Recent referendums to cut spending in the Connecticut towns of Montville and New London inspired similar reader rage. Many readers called the editorial page to complain about letters published in the paper, ask what side we would take on the referendums, and scream about high taxes. No one was in favor of leaving the budgets alone, even though slashing New London's budget would save the average homeowner only $36. Everybody insisted that politicians were spending money like fools and that the budgets had
more fat than a side of smokehouse bacon.
What bothered me the most was how callers characterized local officials as if they were corrupt plutocrats from some banana republic. This didn't really surprise me. People criticize Capitol Hill in the same manner; I've been guilty of Congress-bashing myself. It's similar to people who lambast the media as a faceless institution and not a collection of individuals.
But this was different. The elected officials that callers accused of incompetence, inefficiency, and corruption are more familiar than either editors or congressmen. They are neighbors. Most of them grew up in the same town and were taught by the same teachers. It bothered me that they were being dehumanized.
When people talk about others as if they have the substance of paper dolls, I know they haven't talked face-to-face. The feeling I got was that voters had a focus for their anger but not much more.
They said they wanted taxes cut, but it sounded more like they wanted someone to pay for the hard economic times that have beset the region for the past three years. They sounded bitter and frustrated. They didn't believe that anyone was listening.

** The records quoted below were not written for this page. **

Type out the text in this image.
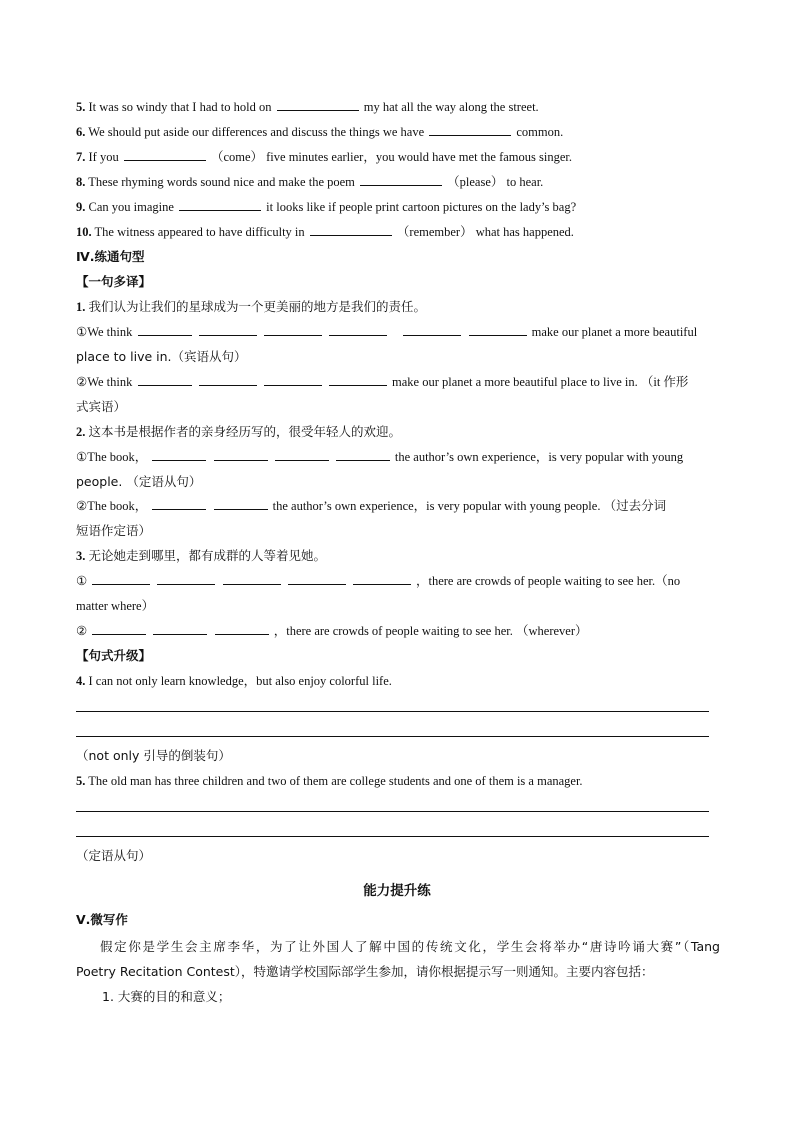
5. It was so windy that I had to hold on	my hat all the way along the street.
6. We should put aside our differences and discuss the things we have	common.
7. If you	（come） five minutes earlier，you would have met the famous singer.
8. These rhyming words sound nice and make the poem	（please） to hear.
9. Can you imagine	it looks like if people print cartoon pictures on the lady’s bag?
10. The witness appeared to have difficulty in	（remember） what has happened.
Ⅳ.练通句型
【一句多译】
1. 我们认为让我们的星球成为一个更美丽的地方是我们的责任。
①We think	make our planet a more beautiful
place to live in.（宾语从句）
②We think	make our planet a more beautiful place to live in. （it 作形
式宾语）
2. 这本书是根据作者的亲身经历写的，很受年轻人的欢迎。
①The book，	the author’s own experience，is very popular with young
people. （定语从句）
②The book，	the author’s own experience，is very popular with young people. （过去分词
短语作定语）
3. 无论她走到哪里，都有成群的人等着见她。
①	，there are crowds of people waiting to see her.（no
matter where）
②	，there are crowds of people waiting to see her. （wherever）
【句式升级】
4. I can not only learn knowledge，but also enjoy colorful life.
（not only 引导的倒装句）
5. The old man has three children and two of them are college students and one of them is a manager.
（定语从句）
能力提升练
Ⅴ.微写作
假定你是学生会主席李华，为了让外国人了解中国的传统文化，学生会将举办“唐诗吟诵大赛”（Tang
Poetry Recitation Contest），特邀请学校国际部学生参加，请你根据提示写一则通知。主要内容包括：
1. 大赛的目的和意义；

THE same day, I spoke with several of the politicians that voters wanted to pillory. They sounded frustrated, too. Montville Mayor Wayne Scott said if people had asked him in the last six months whether he would recommend entering public service, he would have told them not to do it.
Across the country, a record number of state legislators and congressmen are not running for reelection. For the most part, I have regarded that as a good thing. Every system needs to be rejuvenated now and then, even if that process occurs involuntarily. But the bitter voices on the telephone made me wonder about the nature of the change occurring in the country.
I spoke with state Rep. Janet Polinsky, a Democrat from Waterford, Conn., on the issue. After 16 years in state government, she isn't running for reelection even though she would have been a shoo-in to be elected speaker of the state's House of Representatives next year. The job as state representative is becoming full-time, she said, and it isn't any fun anymore. The mood in the electorate had a hand in her decision, too.
"Self-worth is a funny thing," she said. "Because people are looking at politicians as lower than used-car salesmen, I look in the mirror and I don't see the same person. It isn't a coincidence that one-third of the legislature in Connecticut, and all over the country, isn't running again."
Anger in and of itself is not a bad thing. The United States wouldn't exist if the Founders hadn't been furious. But those revolutionaries took their anger to a second stage. They acted constructively in order to form "a more perfect union."
"More perfect" not "perfect." Our democracy is fluid; it keeps changing, keeps growing, and is still capable of surprise. It is made for people who want to do more than fling verbal napalm. Unless people transfer their anger into getting involved throughout the process, not just criticizing after the fact; unless they are ready to reason together with the very politicians they caricature, I don't have a lot of hope that change will be positive.